KPK hanya meminta kepada pemerintah dan DPR untuk menunda pembahasan RKUHAP dan RKUHP.

Oleh:
ROFIQ HIDAYAT/NOVRIEZA RAHMI
Bacaan 2 Menit
Ketua KPK Abraham Samad (tengah) saat konferensi pers terkait surat KPK tentang penundaan RKUHAP, Rabu (19/2). Foto: RES
Ketua KPK Abraham Samad (tengah) saat konferensi pers terkait surat KPK tentang penundaan RKUHAP, Rabu (19/2). Foto: RES
Permintaan penghentian pembahasan RKUHAP dan RKUHP tampaknya tidak hanya datang dari kalangan koalisi masyarakat sipil. KPK rupanya memiliki keresahan yang sama. KPK melayangkan surat kepada Presiden Susilo Bambang Yudhoyono yang ditembuskan kepada DPR, Komisi III, Menkumham, serta Panja RKUHAP dan RKUHP. Beragam tanggapan bermunculan dari anggota Komisi III DPR.

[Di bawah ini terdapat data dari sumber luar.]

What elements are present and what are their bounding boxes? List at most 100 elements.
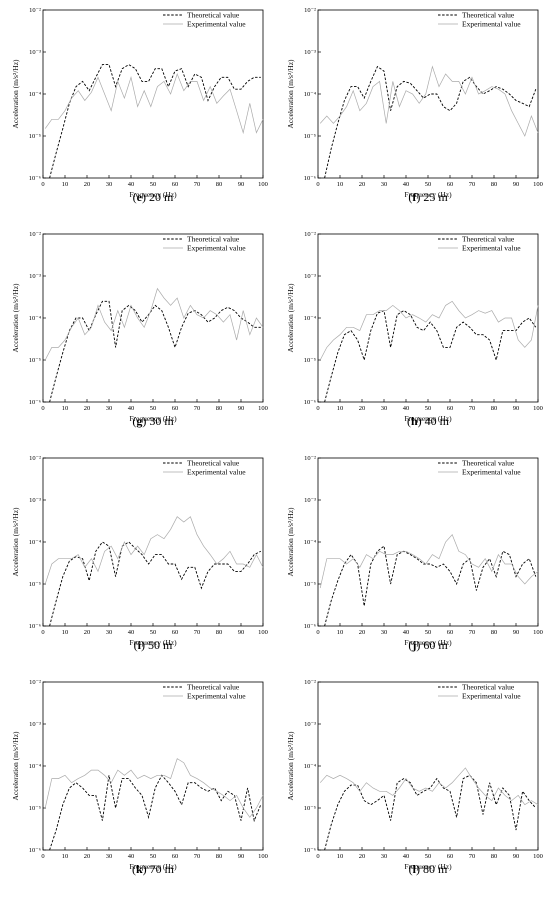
chart-g: 0 10 20 30 40 50 60 70 80 90 100 10⁻⁶ 10⁻⁵ 10⁻⁴ 10⁻³ 10… bbox=[11, 231, 268, 428]
chart-g-x-axis-label: Frequency (Hz) bbox=[129, 414, 177, 423]
chart-i-x-tick-label: 70 bbox=[194, 629, 201, 636]
chart-i-y-tick-label: 10⁻² bbox=[29, 455, 41, 462]
chart-f-caption: (f) 25 m bbox=[408, 190, 448, 204]
chart-l-x-tick-label: 20 bbox=[359, 853, 366, 860]
chart-f-legend-label: Experimental value bbox=[462, 20, 521, 29]
chart-h-x-tick-label: 60 bbox=[447, 405, 454, 412]
chart-k-y-tick-label: 10⁻⁵ bbox=[29, 805, 41, 812]
chart-i-series-experimental-line bbox=[44, 516, 264, 585]
chart-h-x-tick-label: 40 bbox=[403, 405, 410, 412]
chart-g-y-tick-label: 10⁻² bbox=[29, 231, 41, 238]
chart-k-y-tick-label: 10⁻³ bbox=[29, 721, 41, 728]
chart-k-x-tick-label: 30 bbox=[106, 853, 113, 860]
chart-j-caption: (j) 60 m bbox=[408, 638, 448, 652]
chart-e-legend-label: Experimental value bbox=[187, 20, 246, 29]
chart-e-x-tick-label: 10 bbox=[62, 181, 69, 188]
chart-e-series-theoretical-line bbox=[49, 64, 261, 179]
chart-h-x-tick-label: 100 bbox=[533, 405, 543, 412]
chart-f-x-tick-label: 100 bbox=[533, 181, 543, 188]
chart-g-x-tick-label: 30 bbox=[106, 405, 113, 412]
chart-l-y-tick-label: 10⁻² bbox=[304, 679, 316, 686]
chart-e-x-tick-label: 80 bbox=[216, 181, 223, 188]
chart-g-legend-label: Experimental value bbox=[187, 244, 246, 253]
chart-f-x-tick-label: 90 bbox=[513, 181, 520, 188]
chart-k-caption: (k) 70 m bbox=[132, 862, 175, 876]
chart-h-y-tick-label: 10⁻⁵ bbox=[304, 357, 316, 364]
chart-g-y-tick-label: 10⁻⁵ bbox=[29, 357, 41, 364]
chart-g-caption: (g) 30 m bbox=[132, 414, 174, 428]
chart-l-x-tick-label: 50 bbox=[425, 853, 432, 860]
chart-j-x-tick-label: 0 bbox=[316, 629, 319, 636]
chart-l-plot-frame bbox=[317, 681, 539, 851]
chart-k-x-tick-label: 70 bbox=[194, 853, 201, 860]
chart-f-panel-letter: f bbox=[412, 190, 417, 204]
chart-g-y-tick-label: 10⁻⁴ bbox=[29, 315, 42, 322]
chart-k-x-axis-label: Frequency (Hz) bbox=[129, 862, 177, 871]
chart-i-x-tick-label: 50 bbox=[150, 629, 157, 636]
chart-k-x-tick-label: 40 bbox=[128, 853, 135, 860]
chart-i-plot-frame bbox=[42, 457, 264, 627]
chart-g-x-tick-label: 0 bbox=[41, 405, 44, 412]
chart-i: 0 10 20 30 40 50 60 70 80 90 100 10⁻⁶ 10⁻⁵ 10⁻⁴ 10⁻³ 10… bbox=[11, 455, 268, 652]
chart-j-x-tick-label: 100 bbox=[533, 629, 543, 636]
chart-e-plot-frame bbox=[42, 9, 264, 179]
chart-k-x-tick-label: 10 bbox=[62, 853, 69, 860]
chart-l-x-tick-label: 70 bbox=[469, 853, 476, 860]
chart-e-x-tick-label: 20 bbox=[84, 181, 91, 188]
chart-h-distance-label: 40 m bbox=[425, 414, 450, 428]
chart-l-y-axis-label: Acceleration (m/s²/Hz) bbox=[286, 731, 295, 801]
chart-l-x-tick-label: 40 bbox=[403, 853, 410, 860]
chart-f-y-tick-label: 10⁻⁴ bbox=[304, 91, 317, 98]
chart-h-series-experimental-line bbox=[319, 300, 539, 361]
chart-h-y-tick-label: 10⁻⁴ bbox=[304, 315, 317, 322]
chart-l-x-tick-label: 30 bbox=[381, 853, 388, 860]
chart-l-y-tick-label: 10⁻⁶ bbox=[304, 847, 316, 854]
chart-e-series-experimental-line bbox=[44, 72, 264, 135]
chart-e-caption: (e) 20 m bbox=[133, 190, 174, 204]
chart-l-y-tick-label: 10⁻⁴ bbox=[304, 763, 317, 770]
chart-g-x-tick-label: 50 bbox=[150, 405, 157, 412]
chart-i-series-theoretical-line bbox=[49, 541, 262, 627]
chart-h-y-axis-label: Acceleration (m/s²/Hz) bbox=[286, 283, 295, 353]
chart-e-distance-label: 20 m bbox=[149, 190, 174, 204]
chart-j-y-axis-label: Acceleration (m/s²/Hz) bbox=[286, 507, 295, 577]
chart-j-x-tick-label: 80 bbox=[491, 629, 498, 636]
chart-h-caption: (h) 40 m bbox=[407, 414, 450, 428]
chart-i-x-tick-label: 90 bbox=[238, 629, 245, 636]
chart-j-y-tick-label: 10⁻³ bbox=[304, 497, 316, 504]
chart-h-x-tick-label: 90 bbox=[513, 405, 520, 412]
chart-j-x-tick-label: 20 bbox=[359, 629, 366, 636]
chart-j-x-tick-label: 60 bbox=[447, 629, 454, 636]
chart-f-x-tick-label: 20 bbox=[359, 181, 366, 188]
chart-i-panel-letter: i bbox=[138, 638, 142, 652]
chart-k-series-experimental-line bbox=[44, 758, 264, 818]
chart-i-x-tick-label: 30 bbox=[106, 629, 113, 636]
chart-i-legend-label: Experimental value bbox=[187, 468, 246, 477]
chart-h-x-tick-label: 0 bbox=[316, 405, 319, 412]
chart-i-x-tick-label: 0 bbox=[41, 629, 44, 636]
chart-f-x-tick-label: 40 bbox=[403, 181, 410, 188]
chart-i-x-axis-label: Frequency (Hz) bbox=[129, 638, 177, 647]
chart-l-x-tick-label: 60 bbox=[447, 853, 454, 860]
chart-f-y-tick-label: 10⁻⁵ bbox=[304, 133, 316, 140]
chart-e-y-tick-label: 10⁻³ bbox=[29, 49, 41, 56]
chart-h-y-tick-label: 10⁻³ bbox=[304, 273, 316, 280]
chart-g-x-tick-label: 90 bbox=[238, 405, 245, 412]
chart-g-y-tick-label: 10⁻³ bbox=[29, 273, 41, 280]
chart-e-x-tick-label: 90 bbox=[238, 181, 245, 188]
chart-g-series-experimental-line bbox=[44, 287, 264, 361]
chart-g-series-theoretical-line bbox=[49, 300, 261, 403]
chart-e-y-axis-label: Acceleration (m/s²/Hz) bbox=[11, 59, 20, 129]
chart-k-x-tick-label: 50 bbox=[150, 853, 157, 860]
chart-l-distance-label: 80 m bbox=[423, 862, 448, 876]
chart-j: 0 10 20 30 40 50 60 70 80 90 100 10⁻⁶ 10⁻⁵ 10⁻⁴ 10⁻³ 10… bbox=[286, 455, 543, 652]
chart-g-legend-label: Theoretical value bbox=[187, 235, 240, 244]
chart-j-legend-label: Theoretical value bbox=[462, 459, 515, 468]
chart-j-series-experimental-line bbox=[319, 533, 539, 589]
chart-l-x-tick-label: 0 bbox=[316, 853, 319, 860]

Komisi III yang awalnya mengagendakan pembahasan RKUHP dengan pemerintah menjadi runyam karena diwarnai perdebatan soal lanjut tidaknya pembahasan. Anggota Komisi III Ahmad Yani mengatakan, sikap dari Fraksi PPP tetap melanjutkan pembahasan. Ia menyayangkan sikap KPK dengan melayangkan surat kepada presiden yang ditembuskan ke DPR.

Yani berpendapat, tindakan KPK merupakan bentuk intervensi terhadap pemerintah dan DPR dalam pembentukan UU. Ia meminta agar pimpinan komisi segera melakukan pemanggilan terhadap pimpinan KPK. Dalam surat tersebut, ditandatangani oleh Ketua KPK Abraham Samad.

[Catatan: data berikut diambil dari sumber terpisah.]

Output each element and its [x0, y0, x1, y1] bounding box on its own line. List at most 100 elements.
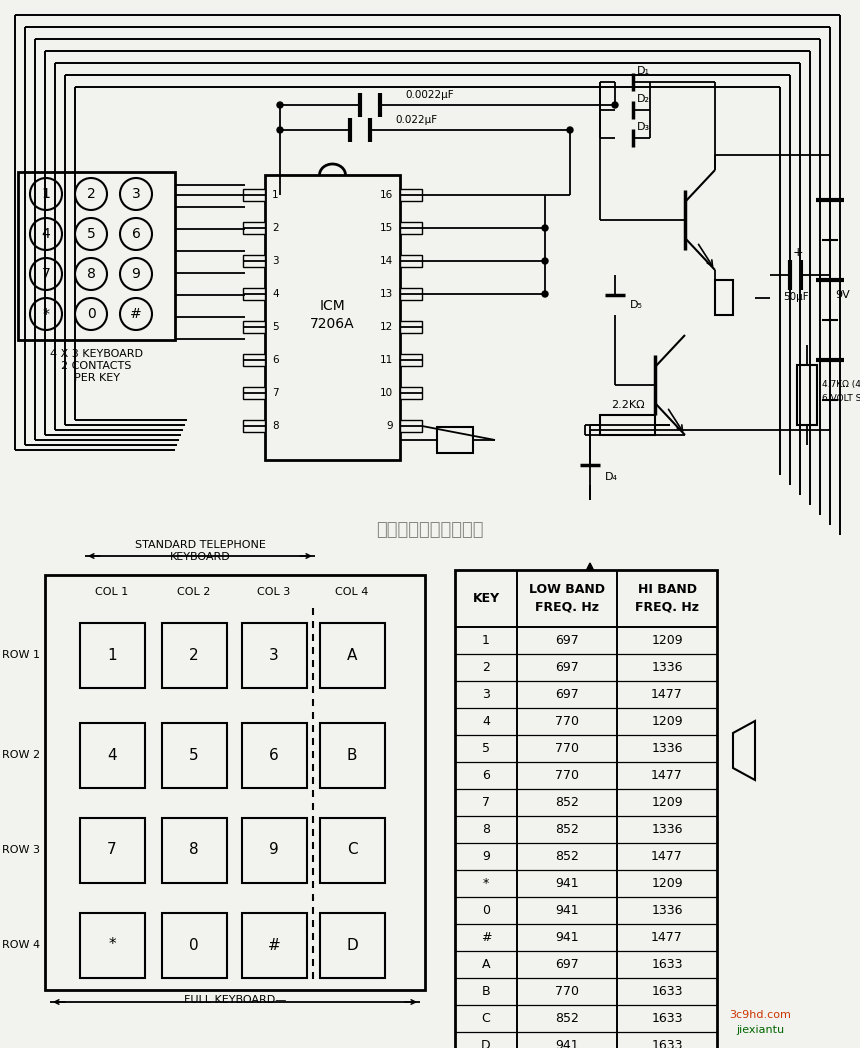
Text: 941: 941 [556, 1039, 579, 1048]
Text: STANDARD TELEPHONE: STANDARD TELEPHONE [134, 540, 266, 550]
Text: 50μF: 50μF [783, 292, 808, 302]
Text: 6: 6 [269, 747, 279, 763]
Text: 941: 941 [556, 904, 579, 917]
Polygon shape [615, 901, 633, 919]
Text: A: A [347, 648, 357, 662]
Bar [243, 255, 265, 267]
Bar [79, 623, 144, 687]
Bar [79, 817, 144, 882]
Text: 1: 1 [272, 190, 279, 200]
Text: C: C [482, 1012, 490, 1025]
Text: 5: 5 [272, 322, 279, 332]
Bar [162, 817, 226, 882]
Text: 1633: 1633 [651, 958, 683, 971]
Text: ROW 3: ROW 3 [2, 845, 40, 855]
Text: 1477: 1477 [651, 850, 683, 863]
Text: 697: 697 [555, 958, 579, 971]
Circle shape [567, 127, 573, 133]
Text: *: * [42, 307, 50, 321]
Text: COL 1: COL 1 [95, 587, 129, 597]
Bar [162, 623, 226, 687]
Text: 1336: 1336 [651, 904, 683, 917]
Bar [715, 280, 733, 315]
Text: 1633: 1633 [651, 985, 683, 998]
Text: 1477: 1477 [651, 687, 683, 701]
Bar [400, 420, 422, 432]
Text: 5: 5 [87, 227, 95, 241]
Text: 9: 9 [269, 843, 279, 857]
Bar [400, 387, 422, 399]
Text: 2 CONTACTS: 2 CONTACTS [61, 361, 132, 371]
Text: 941: 941 [556, 877, 579, 890]
Text: 1633: 1633 [651, 1012, 683, 1025]
Text: 770: 770 [555, 769, 579, 782]
Text: D₄: D₄ [605, 472, 618, 482]
Text: 1633: 1633 [651, 1039, 683, 1048]
Text: 9: 9 [482, 850, 490, 863]
Bar [320, 623, 384, 687]
Text: 1477: 1477 [651, 769, 683, 782]
Text: jiexiantu: jiexiantu [736, 1025, 784, 1035]
Text: D₁: D₁ [637, 66, 650, 77]
Bar [243, 354, 265, 366]
Text: 9: 9 [386, 421, 393, 431]
Text: 1: 1 [108, 648, 117, 662]
Text: 6: 6 [482, 769, 490, 782]
Text: 6 VOLT SUPPLY): 6 VOLT SUPPLY) [822, 393, 860, 402]
Text: 8: 8 [272, 421, 279, 431]
Text: 3: 3 [482, 687, 490, 701]
Text: 770: 770 [555, 742, 579, 755]
Text: *: * [482, 877, 489, 890]
Bar [400, 354, 422, 366]
Text: 1209: 1209 [651, 877, 683, 890]
Text: 3: 3 [272, 256, 279, 266]
Text: 14: 14 [380, 256, 393, 266]
Text: #: # [130, 307, 142, 321]
Text: 13: 13 [380, 289, 393, 299]
Text: 8: 8 [482, 823, 490, 836]
Text: 1: 1 [41, 187, 51, 201]
Polygon shape [615, 929, 633, 947]
Text: B: B [347, 747, 357, 763]
Text: 697: 697 [555, 661, 579, 674]
Text: LOW BAND: LOW BAND [529, 583, 605, 596]
Bar [243, 387, 265, 399]
Text: 1477: 1477 [651, 931, 683, 944]
Text: 5: 5 [482, 742, 490, 755]
Text: 0: 0 [87, 307, 95, 321]
Text: ROW 1: ROW 1 [2, 650, 40, 660]
Bar [400, 222, 422, 234]
Text: A: A [482, 958, 490, 971]
Bar [400, 255, 422, 267]
Text: COL 2: COL 2 [177, 587, 211, 597]
Text: 11: 11 [380, 355, 393, 365]
Text: +: + [793, 246, 803, 260]
Bar [243, 189, 265, 201]
Text: 697: 697 [555, 687, 579, 701]
Text: 杭州将睿科技有限公司: 杭州将睿科技有限公司 [377, 521, 483, 539]
Bar [455, 570, 717, 1048]
Bar [437, 427, 473, 453]
Bar [400, 321, 422, 333]
Text: FREQ. Hz: FREQ. Hz [535, 601, 599, 614]
Text: 2: 2 [189, 648, 199, 662]
Text: D₂: D₂ [637, 94, 650, 104]
Text: 9V: 9V [835, 290, 850, 300]
Text: FREQ. Hz: FREQ. Hz [635, 601, 699, 614]
Polygon shape [615, 957, 633, 975]
Text: 7: 7 [108, 843, 117, 857]
Text: 697: 697 [555, 634, 579, 647]
Text: 1209: 1209 [651, 796, 683, 809]
Bar [243, 222, 265, 234]
Text: 9: 9 [132, 267, 140, 281]
Text: 4 X 3 KEYBOARD: 4 X 3 KEYBOARD [50, 349, 143, 359]
Polygon shape [580, 563, 600, 583]
Text: 12: 12 [380, 322, 393, 332]
Text: 0.0022μF: 0.0022μF [405, 90, 453, 100]
Text: FULL KEYBOARD—: FULL KEYBOARD— [184, 995, 286, 1005]
Bar [400, 288, 422, 300]
Text: D: D [346, 938, 358, 953]
Text: B: B [482, 985, 490, 998]
Text: 3: 3 [132, 187, 140, 201]
Text: 3c9hd.com: 3c9hd.com [729, 1010, 791, 1020]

“Bagi saya ini sudah mengintervensi pembentukan UU. Surat pimpinan KPK Abraham Samad meminta kita untuk tidak melakukan pembahasan lebih lanjut,” katanya di Gedung DPR, Rabu (19/2).

Anggota Komisi III lainnya, Sarifudding Sudding, mengamini pandangan Yani. Menurutnya, tugas DPR adalah membuat UU. RKUHAP dan RKUHP merupakan inisiatif pemerintah. Sepanjang tidak ada keputusan pemerintah untuk menarik RKUHAP dan RKUHP dari DPR, maka pembahasan tetap dilanjutkan.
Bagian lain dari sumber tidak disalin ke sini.